Natural killer (NK) cells are a type of white blood cell that play a vital role in the human immune system. They specialize in detecting and destroying virus-infected or cancerous cells. Unlike other immune cells, NK cells can function without prior contact with target cells, making them an important first line of defense against new threats.
A research team led by Professor Tian Zhigang and Professor Peng Hui from the University of Science and Technology of China (USTC) at the Chinese Academy of Sciences (CAS), in collaboration with Professor Zhang Zemin from Peking University, elucidated the changes in natural killer (NK) cells in different cancer types and tissues. They identified a specific subpopulation of NK cells that exhibit abnormal anti-tumor functions and are particularly thriving in the tumor microenvironment. Their findings were recently published in the journal Cell.
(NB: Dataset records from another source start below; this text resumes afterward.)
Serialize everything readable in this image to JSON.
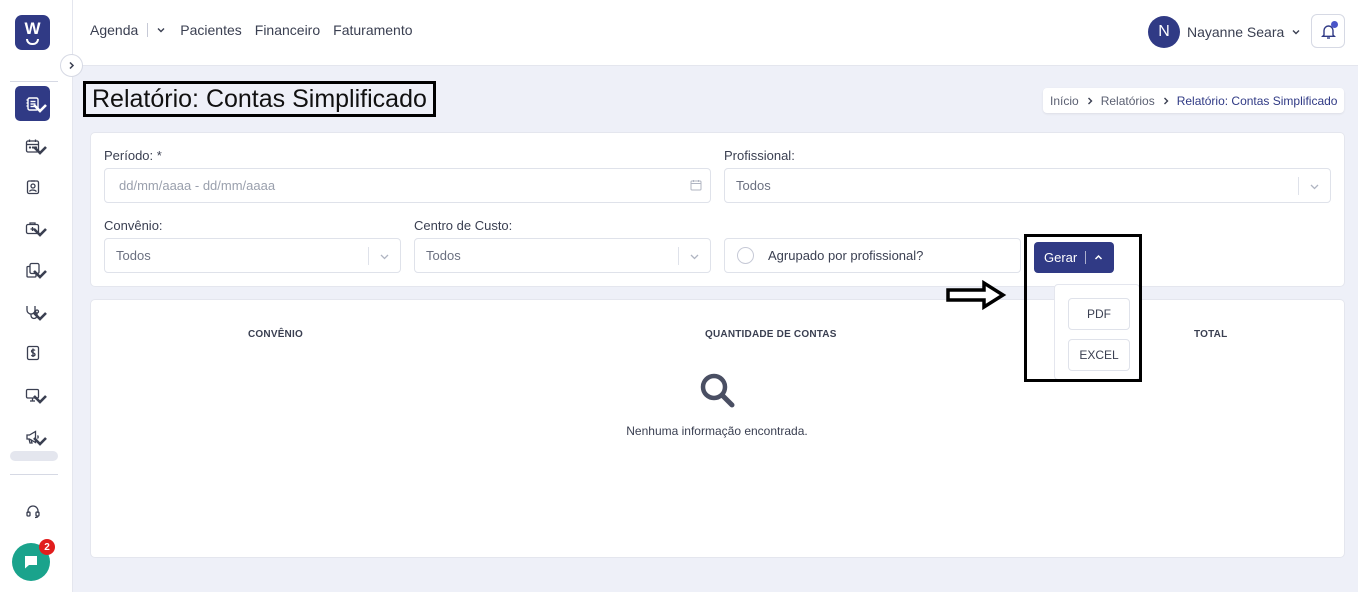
{
  "app": {
    "logo_letter": "W"
  },
  "topnav": {
    "items": [
      "Agenda",
      "Pacientes",
      "Financeiro",
      "Faturamento"
    ]
  },
  "user": {
    "initial": "N",
    "name": "Nayanne Seara"
  },
  "sidebar": {
    "icons": [
      "report-icon",
      "calendar-icon",
      "patient-badge-icon",
      "medical-bag-icon",
      "documents-icon",
      "stethoscope-icon",
      "dollar-icon",
      "monitor-icon",
      "megaphone-icon",
      "headset-icon"
    ],
    "chat_badge": "2"
  },
  "page": {
    "title": "Relatório: Contas Simplificado"
  },
  "breadcrumb": [
    "Início",
    "Relatórios",
    "Relatório: Contas Simplificado"
  ],
  "filters": {
    "periodo_label": "Período: *",
    "periodo_placeholder": "dd/mm/aaaa - dd/mm/aaaa",
    "profissional_label": "Profissional:",
    "profissional_value": "Todos",
    "convenio_label": "Convênio:",
    "convenio_value": "Todos",
    "centro_label": "Centro de Custo:",
    "centro_value": "Todos",
    "agrupado_label": "Agrupado por profissional?"
  },
  "actions": {
    "gerar_label": "Gerar",
    "dropdown": [
      "PDF",
      "EXCEL"
    ]
  },
  "table": {
    "columns": [
      "CONVÊNIO",
      "QUANTIDADE DE CONTAS",
      "TOTAL"
    ],
    "empty_message": "Nenhuma informação encontrada."
  },
  "colors": {
    "primary": "#303a85",
    "chat": "#1aa38c",
    "badge": "#e11d1d",
    "background": "#eef0f8"
  }
}
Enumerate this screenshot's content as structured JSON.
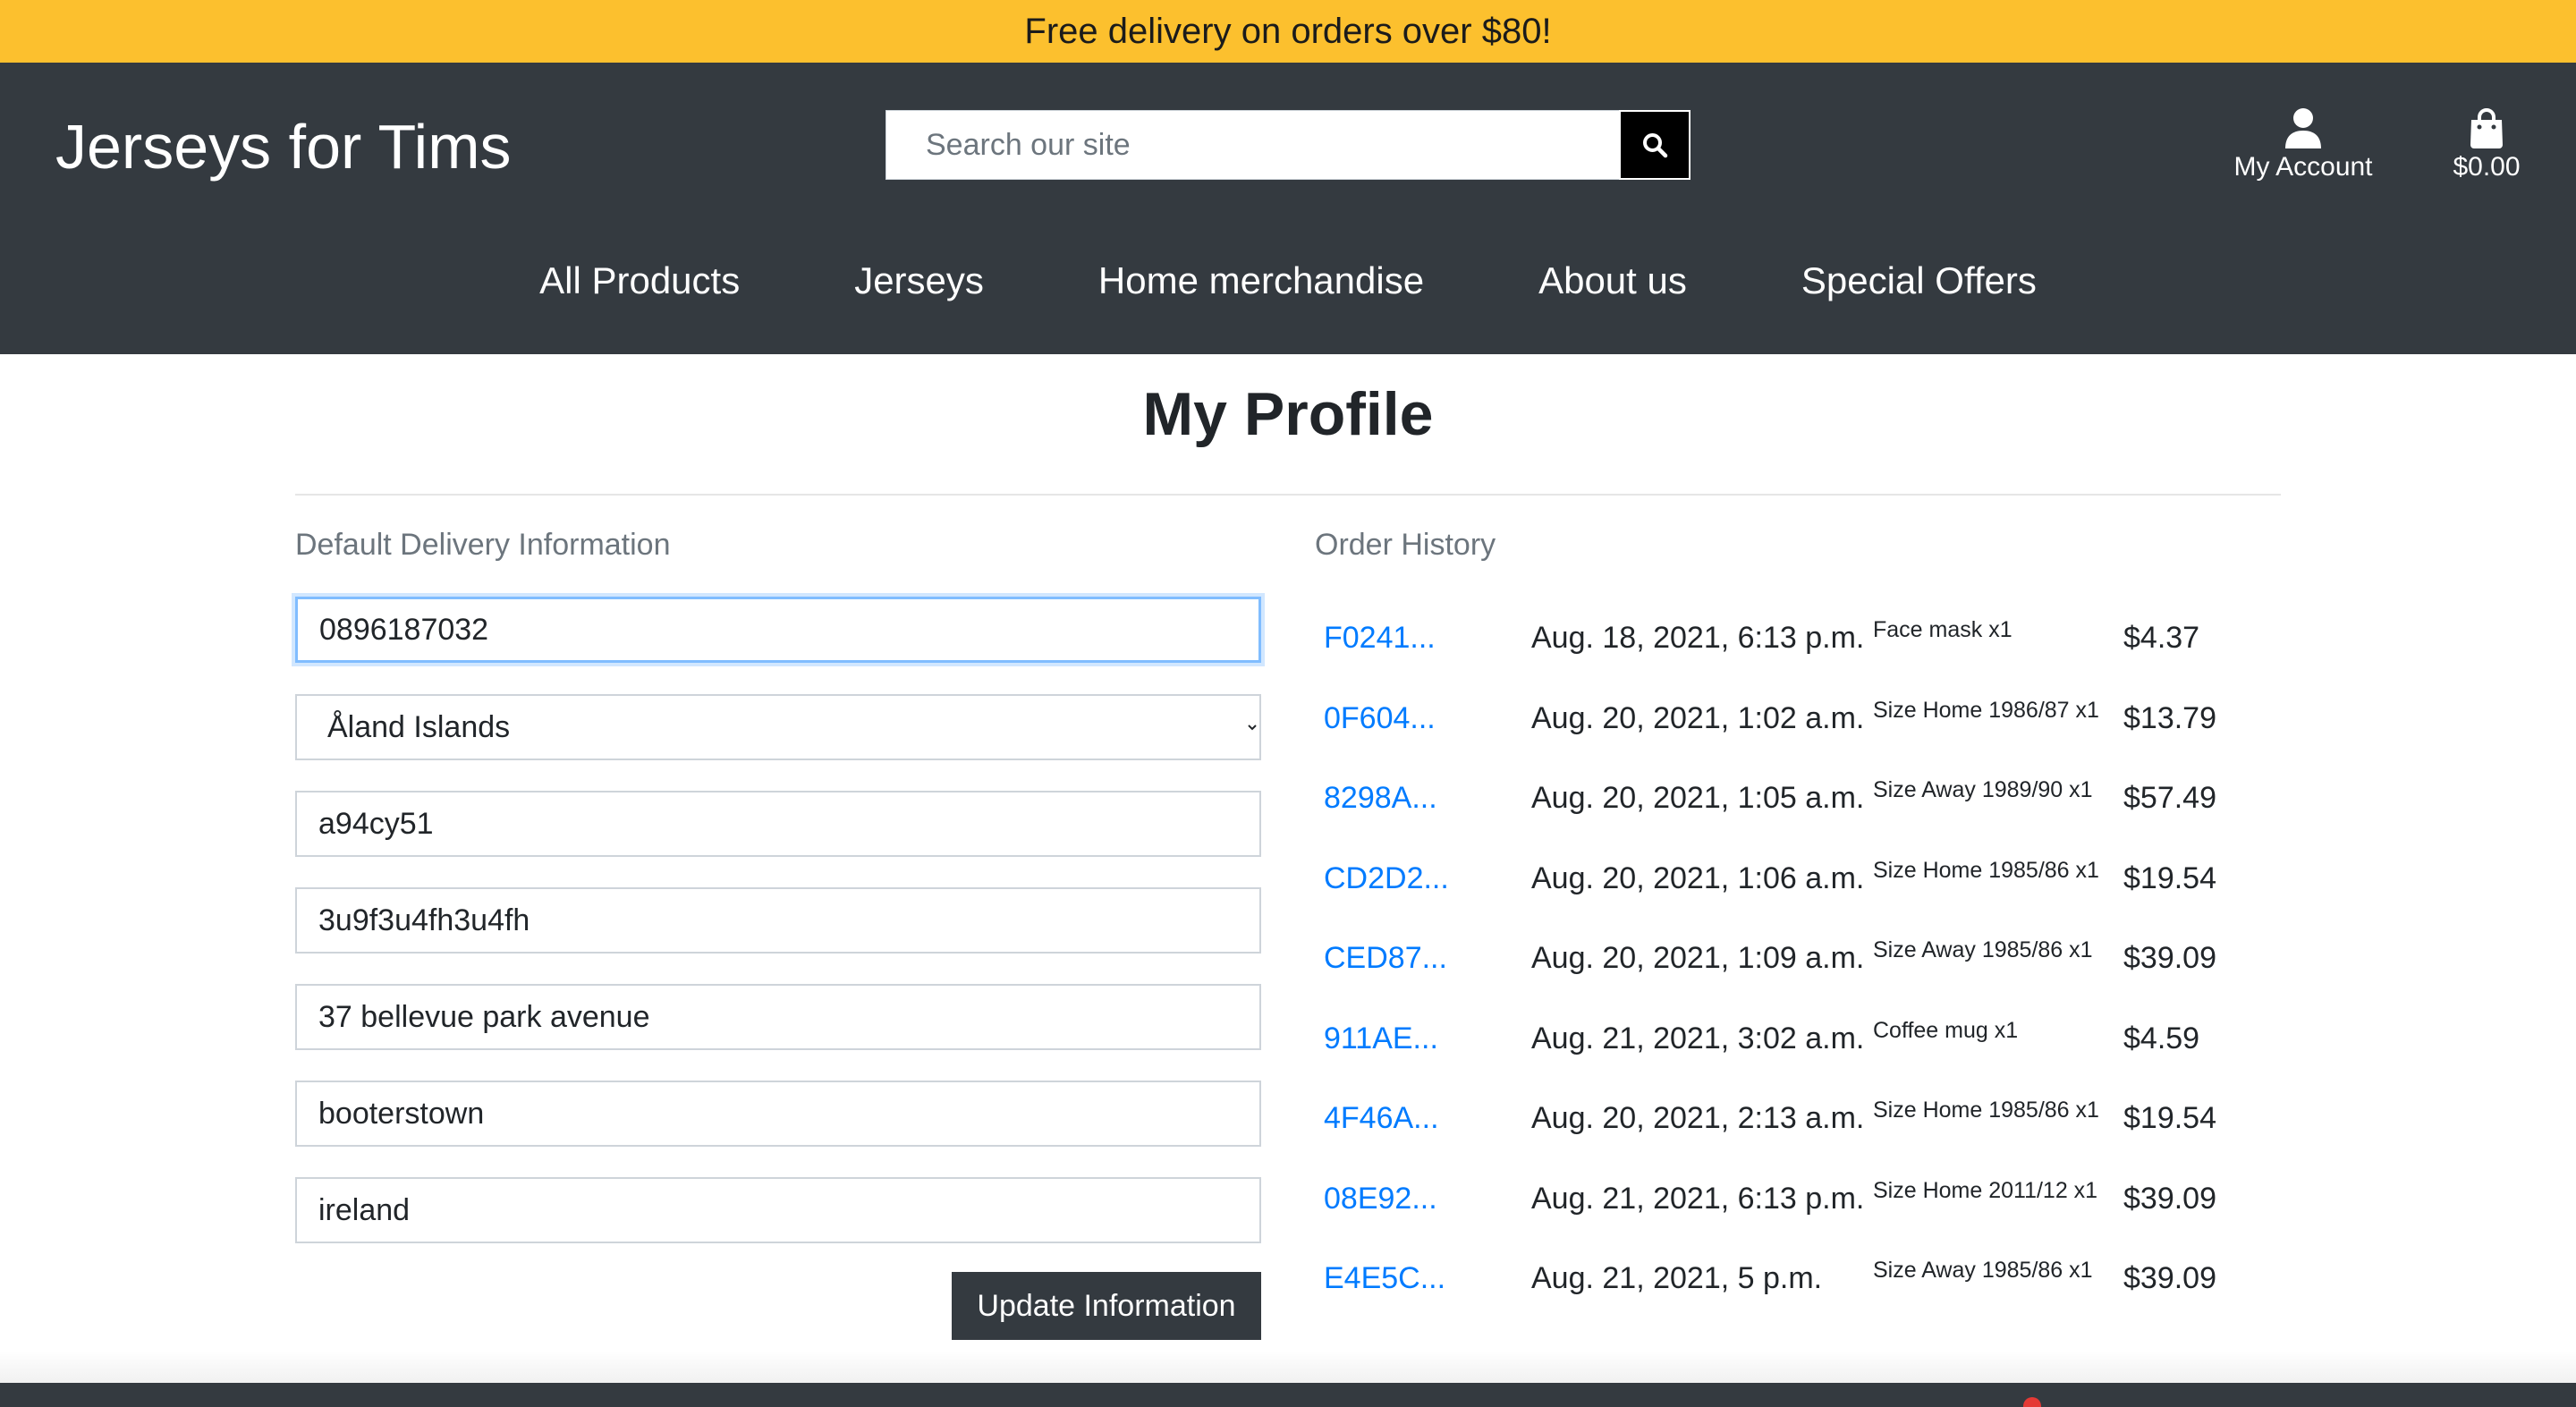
{
  "banner": {
    "text": "Free delivery on orders over $80!"
  },
  "header": {
    "logo": "Jerseys for Tims",
    "search": {
      "placeholder": "Search our site",
      "icon": "search-icon"
    },
    "account": {
      "label": "My Account",
      "icon": "user-icon"
    },
    "bag": {
      "label": "$0.00",
      "icon": "shopping-bag-icon"
    }
  },
  "nav": {
    "items": [
      {
        "label": "All Products"
      },
      {
        "label": "Jerseys"
      },
      {
        "label": "Home merchandise"
      },
      {
        "label": "About us"
      },
      {
        "label": "Special Offers"
      }
    ]
  },
  "page": {
    "title": "My Profile"
  },
  "delivery": {
    "label": "Default Delivery Information",
    "phone": "0896187032",
    "country": "Åland Islands",
    "postcode": "a94cy51",
    "town": "3u9f3u4fh3u4fh",
    "street": "37 bellevue park avenue",
    "area": "booterstown",
    "county": "ireland",
    "button": "Update Information"
  },
  "orders": {
    "label": "Order History",
    "rows": [
      {
        "number": "F0241...",
        "date": "Aug. 18, 2021, 6:13 p.m.",
        "item": "Face mask x1",
        "total": "$4.37"
      },
      {
        "number": "0F604...",
        "date": "Aug. 20, 2021, 1:02 a.m.",
        "item": "Size Home 1986/87 x1",
        "total": "$13.79"
      },
      {
        "number": "8298A...",
        "date": "Aug. 20, 2021, 1:05 a.m.",
        "item": "Size Away 1989/90 x1",
        "total": "$57.49"
      },
      {
        "number": "CD2D2...",
        "date": "Aug. 20, 2021, 1:06 a.m.",
        "item": "Size Home 1985/86 x1",
        "total": "$19.54"
      },
      {
        "number": "CED87...",
        "date": "Aug. 20, 2021, 1:09 a.m.",
        "item": "Size Away 1985/86 x1",
        "total": "$39.09"
      },
      {
        "number": "911AE...",
        "date": "Aug. 21, 2021, 3:02 a.m.",
        "item": "Coffee mug x1",
        "total": "$4.59"
      },
      {
        "number": "4F46A...",
        "date": "Aug. 20, 2021, 2:13 a.m.",
        "item": "Size Home 1985/86 x1",
        "total": "$19.54"
      },
      {
        "number": "08E92...",
        "date": "Aug. 21, 2021, 6:13 p.m.",
        "item": "Size Home 2011/12 x1",
        "total": "$39.09"
      },
      {
        "number": "E4E5C...",
        "date": "Aug. 21, 2021, 5 p.m.",
        "item": "Size Away 1985/86 x1",
        "total": "$39.09"
      }
    ]
  },
  "colors": {
    "banner": "#fcc02e",
    "header": "#343a40",
    "link": "#007bff",
    "focus": "#80bdff"
  }
}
Named for their ability to directly kill cancer cells, NK cells have become a strong competitor in immunotherapy, showing excellent efficacy in the treatment of blood cancers. However, the heterogeneity of NK cells, with varying phenotypes and functions in different tissue microenvironments, poses challenges to their application in the treatment of solid tumors.
For many years, Professor Tian and Professor Peng's teams have been studying the heterogeneity of NK cells in different tissues. In this study, the researchers collected an extensive single-cell transcriptome dataset spanning 24 cancer types, including a total of 1,223 samples from 716 patients and 47 healthy individuals. For the first time, they identified five different CD56brightCD16loNK cell subtypes and nine CD56dimCD16hiNK cell subtypes at a comprehensive pan-cancer level. The phenotypic and functional diversity of these isoforms has been carefully characterized.
By integrating this extensive data set, the researchers observed preferences for NK cell subtype composition across cancer types. Notably, the distribution of NK cell subtypes in tumors, adjacent tissues, and peripheral blood showed significant differences. Using advanced bioinformatics techniques, the researchers determined that the RGS1 gene is highly expressed in non-blood NK cells. At the transcriptional level, RGS1 shows significant specificity and sensitivity compared with traditional tissue-resident markers.
By probing the tumor microenvironment, the researchers found a group of DNAJB1+CD56dimCD16hiNK cells that were highly enriched in tumor problems. Analysis of this group revealed a dysfunctional phenotype with reduced cytotoxicity, increased inhibitory receptors, and elevated levels of stress-related proteins. This subtype is called "tumor-associated NK cells" (TaNK cells), and it subverts the traditional understanding that higher NK cell abundance is beneficial to cancer patients. In contrast, TaNK cells exhibit a strong association with poor prognosis in various cancer types and are significantly resistant to immunotherapy.
In addition, the researchers found that LAMP3+ dendritic cells (DCs) are key regulators of NK cell function. Spatial distribution data analysis showed that NK cells located close to LAMP3+DCs exhibited attenuated cytotoxic activity. This observation suggests that LAMP3+DC may exert abnormal regulation on NK cell function in the tumor microenvironment.